Reserve Bank of NZ to unveil new capital rules for banks in December
The Reserve Bank of New Zealand will unveil its new capital rules in the first week of December.
The Reserve Bank of New Zealand will unveil its new capital rules in the first week of December, with implementation to take “a number of years” starting from next April.
The RBNZ firmed up its timeline on Tuesday after releasing assessments by three independent experts of the soundness of the reform process, which could require a $NZ19bn ($17.75bn) top-up in tier-one capital for the NZ units of the four Australian major banks.
The findings, which were exclusively revealed in The Australian online, included a bold proposal by Macquarie University senior finance lecturer James Cummings to remove the right of the big four to determine their own capital requirements if further analysis showed the sophisticated internal models of large banks failed to more accurately predict credit losses than the “standardised” industry approach.
RBNZ deputy governor Geoff Bascand said each independent reviewer had signalled their support with the direction proposed in the capital review.

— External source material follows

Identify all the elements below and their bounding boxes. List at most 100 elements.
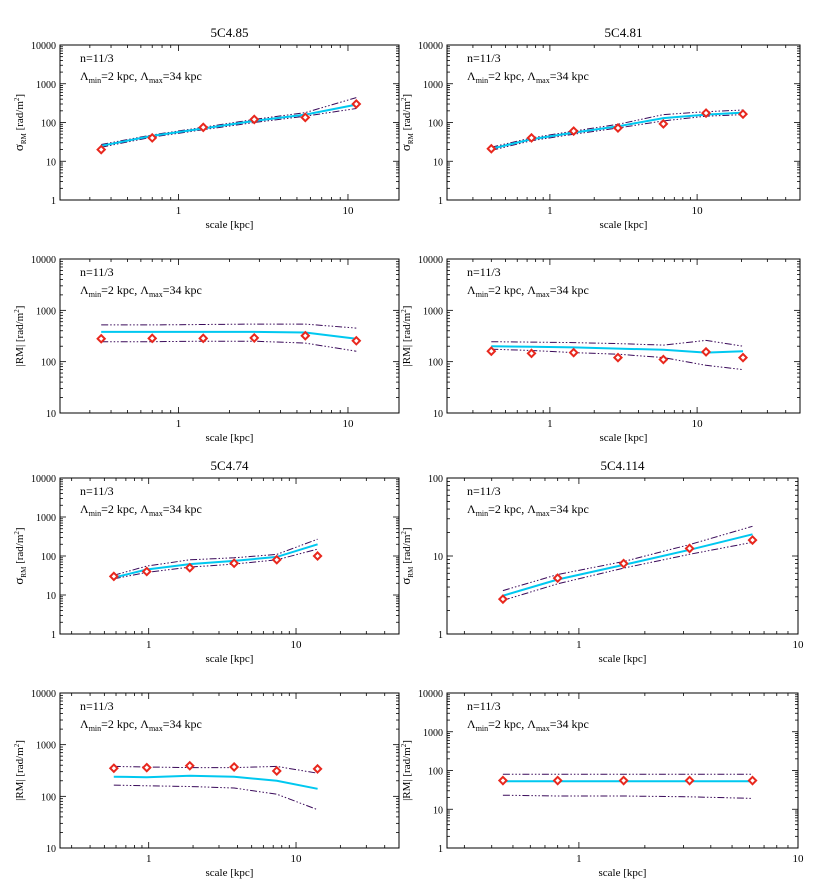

“They all acknowledged the quality of analysis underpinning our proposals, the transparency of our process, and the care we have taken to consider the points raised by submitters during the consultation process to date,” Mr Bascand said.
“We are continuing our work on some technical suggestions made by the experts, as well as finalising our decisions and ultimate review.”
Mr Bascand said responses to the experts’ reports and submissions on the fourth consultation paper, called “How much capital is enough”, would be published along with the RBNZ’s final decision. Further work, he said, would be undertaken on the definition of capital and the processes for determining the level of risk-weighted assets.
Cost and benefit estimates of the proposals would be refined, and further consideration would be given to the possible impact on interest rates. The central bank would also assess the impact of executive incentives on the various groups that made up the financial system.
ANZ Bank, as the owner of the biggest bank in NZ, has the most to lose from the RBNZ’s desire to insulate the local banking system from a once-in-200-years crisis.
Chief executive Shayne Elliott has said the central bank is seeking “a very gold-plated bank insurance policy”.
“That’s OK, but somebody has to pay the premium, and we’re saying that some of the payment will have to come from the NZ community — our customers,” he said. “The rational thing for banks to do in the new environment is to look at their businesses and say: ‘Hey, in this new world, some of our businesses are destroying value and uneconomic, and we can’t keep doing that.’
“It might be a customer we say no to, it might be a business line, but I think it would be disingenuous for us to say that everything will stay exactly as it is.”